TUCSON, Ariz. — Pima Animal Care Center (PACC) is rolling out new pilot services to help people keep their pets at home, especially during the pandemic.

“I think that the kind of reason has happened now is because of [COVID-19.] These were all programs that we were putting into place, we were putting into place years ago, but because of [COVID-19], we had to speed everything up because we know that at this time more people are going to be facing struggles to keep their paths," said Kristen Hassen, Director of Animal Services of Pima Animal Care Center.

PACC said their goal with the new program is to have between 5,000 and 6,000 people keep their pets at home rather than re-homing them.

Typically if someone can’t keep their pet, local shelters, like PACC, help find them a new home, but with the new pilot programs in place, PAAC is focusing on keeping those pets with their owners.

Whether it be by providing food to struggling pet owners, boarding a pet for a few days while the pet owner decides what their next steps are or connecting owners with behavioral resources for their animals.

"Maintaining those pets in a community and one key way we're doing that is through foster homes so if we have an animal now that comes into our system, it's likely to sit here for one to three weeks before going to a foster home, the programs that we're piloting mean that we have a foster on deck waiting for that animal so it comes in, it gets its vaccines, it's going to go right back out to foster,” explained Hassen.

The program is entirely funded through grants and donations.

As for what they see happening with the additional services down the road.

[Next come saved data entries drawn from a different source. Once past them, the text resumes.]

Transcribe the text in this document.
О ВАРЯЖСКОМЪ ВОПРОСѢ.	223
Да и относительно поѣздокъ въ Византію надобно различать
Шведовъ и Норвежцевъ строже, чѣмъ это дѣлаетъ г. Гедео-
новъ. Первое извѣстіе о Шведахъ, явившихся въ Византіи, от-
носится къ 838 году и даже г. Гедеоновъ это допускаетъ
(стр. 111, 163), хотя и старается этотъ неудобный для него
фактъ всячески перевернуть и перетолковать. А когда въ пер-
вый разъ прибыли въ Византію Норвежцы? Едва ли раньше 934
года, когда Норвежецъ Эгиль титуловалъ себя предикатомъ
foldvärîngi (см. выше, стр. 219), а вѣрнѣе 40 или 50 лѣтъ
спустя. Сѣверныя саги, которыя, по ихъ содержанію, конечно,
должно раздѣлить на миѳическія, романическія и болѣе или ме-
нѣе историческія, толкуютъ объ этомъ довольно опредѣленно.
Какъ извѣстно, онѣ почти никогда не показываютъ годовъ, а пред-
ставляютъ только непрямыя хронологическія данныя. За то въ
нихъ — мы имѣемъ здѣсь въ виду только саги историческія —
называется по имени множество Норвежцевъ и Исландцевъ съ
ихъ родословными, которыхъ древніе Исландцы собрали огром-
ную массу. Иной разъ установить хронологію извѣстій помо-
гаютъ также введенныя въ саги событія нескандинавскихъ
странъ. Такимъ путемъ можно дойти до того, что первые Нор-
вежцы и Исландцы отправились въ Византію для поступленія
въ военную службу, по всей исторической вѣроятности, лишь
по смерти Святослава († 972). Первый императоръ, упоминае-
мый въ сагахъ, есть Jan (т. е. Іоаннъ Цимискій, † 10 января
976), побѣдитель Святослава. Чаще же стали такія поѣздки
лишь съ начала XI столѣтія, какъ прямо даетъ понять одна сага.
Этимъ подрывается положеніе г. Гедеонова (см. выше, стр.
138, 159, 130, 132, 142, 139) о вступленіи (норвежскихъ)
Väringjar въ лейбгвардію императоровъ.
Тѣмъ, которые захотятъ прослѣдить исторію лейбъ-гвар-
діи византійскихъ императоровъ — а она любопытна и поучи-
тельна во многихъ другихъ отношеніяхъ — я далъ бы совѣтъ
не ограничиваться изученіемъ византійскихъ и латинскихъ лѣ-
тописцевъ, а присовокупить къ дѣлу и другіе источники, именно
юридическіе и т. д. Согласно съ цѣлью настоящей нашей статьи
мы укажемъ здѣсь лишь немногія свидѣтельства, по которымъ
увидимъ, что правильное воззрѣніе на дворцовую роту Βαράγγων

Hassen said in the next three to five years, they will have half the number of animals in the shelter but will serve just as many in the community.

“Even in the best shelters. It's a scary place for an animal and it, it means that the person who loved an animal never gets to see it again, typically and so this changes that and so we're trying to move to the safety net in many ways into the community instead of in the shelter,” said Hassen.